7. The method for multi-source collaborative monitoring of overhead power transmission line icing according to claim 1, characterized in that, The process of dividing the ice distribution into grids, obtaining an ice thickness gradient map through spatial interpolation analysis, and extracting spatial distribution features based on the ice thickness gradient map includes: The ice distribution is divided into grids, and an ice thickness gradient map is generated by cubic spline interpolation. The gradient direction and gradient magnitude of each grid point are extracted from the ice thickness gradient map. The gradient direction is determined by calculating the angle between the gradient vector and the horizontal direction. The rate of change is obtained by calculating the difference in gradient values between adjacent grid points and dividing by the spatial interval. The local extreme points are determined by finding the position where the derivative is zero. These are combined to form the spatial distribution characteristics.
8. The method for multi-source collaborative monitoring of overhead power transmission line icing according to claim 1, characterized in that, The process of fusing the spatial distribution characteristics and thickness variation trends to obtain the cable icing thickness variation law and its correlation with wind direction disturbance includes: Principal component analysis is performed on the gradient direction and gradient magnitude in the spatial distribution features. The principal component with the largest contribution to the variance is extracted as the main feature of the spatial distribution. The thickness change value is obtained by calculating the difference in ice thickness. The sequence of the main feature of the spatial distribution and the sequence of thickness change value are multiplied by matrix to obtain the spatiotemporal fusion feature matrix.

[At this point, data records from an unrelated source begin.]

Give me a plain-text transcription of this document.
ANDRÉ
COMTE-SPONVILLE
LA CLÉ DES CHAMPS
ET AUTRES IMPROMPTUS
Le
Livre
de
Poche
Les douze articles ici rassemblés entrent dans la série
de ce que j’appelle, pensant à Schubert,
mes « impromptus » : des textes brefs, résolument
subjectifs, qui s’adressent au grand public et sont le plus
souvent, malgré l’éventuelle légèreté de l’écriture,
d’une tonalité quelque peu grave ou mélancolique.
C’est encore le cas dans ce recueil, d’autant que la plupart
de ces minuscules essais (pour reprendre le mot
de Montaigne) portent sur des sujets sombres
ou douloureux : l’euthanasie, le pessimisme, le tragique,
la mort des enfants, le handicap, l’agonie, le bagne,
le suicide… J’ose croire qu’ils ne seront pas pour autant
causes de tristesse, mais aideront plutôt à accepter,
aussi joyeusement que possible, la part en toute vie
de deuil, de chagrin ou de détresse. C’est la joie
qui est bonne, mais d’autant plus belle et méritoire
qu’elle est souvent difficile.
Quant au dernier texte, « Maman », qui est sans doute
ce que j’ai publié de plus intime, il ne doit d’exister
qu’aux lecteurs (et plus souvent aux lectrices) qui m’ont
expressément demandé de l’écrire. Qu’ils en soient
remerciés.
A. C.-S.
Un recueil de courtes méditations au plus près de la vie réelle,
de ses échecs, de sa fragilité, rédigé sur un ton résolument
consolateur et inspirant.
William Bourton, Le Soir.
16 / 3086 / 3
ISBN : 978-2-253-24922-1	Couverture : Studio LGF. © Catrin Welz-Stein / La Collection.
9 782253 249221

The time series of ice thickness and wind direction angle are extracted. The thickness increment and wind direction change are calculated. The correlation value between the thickness increment and the wind direction change is calculated using the Pearson correlation coefficient. The periodic component is extracted by Fourier transform of the correlation value sequence through a sliding window. The ice thickness change law is obtained by fitting a quadratic function according to the periodic component. The correlation value is determined as the correlation of wind direction disturbance.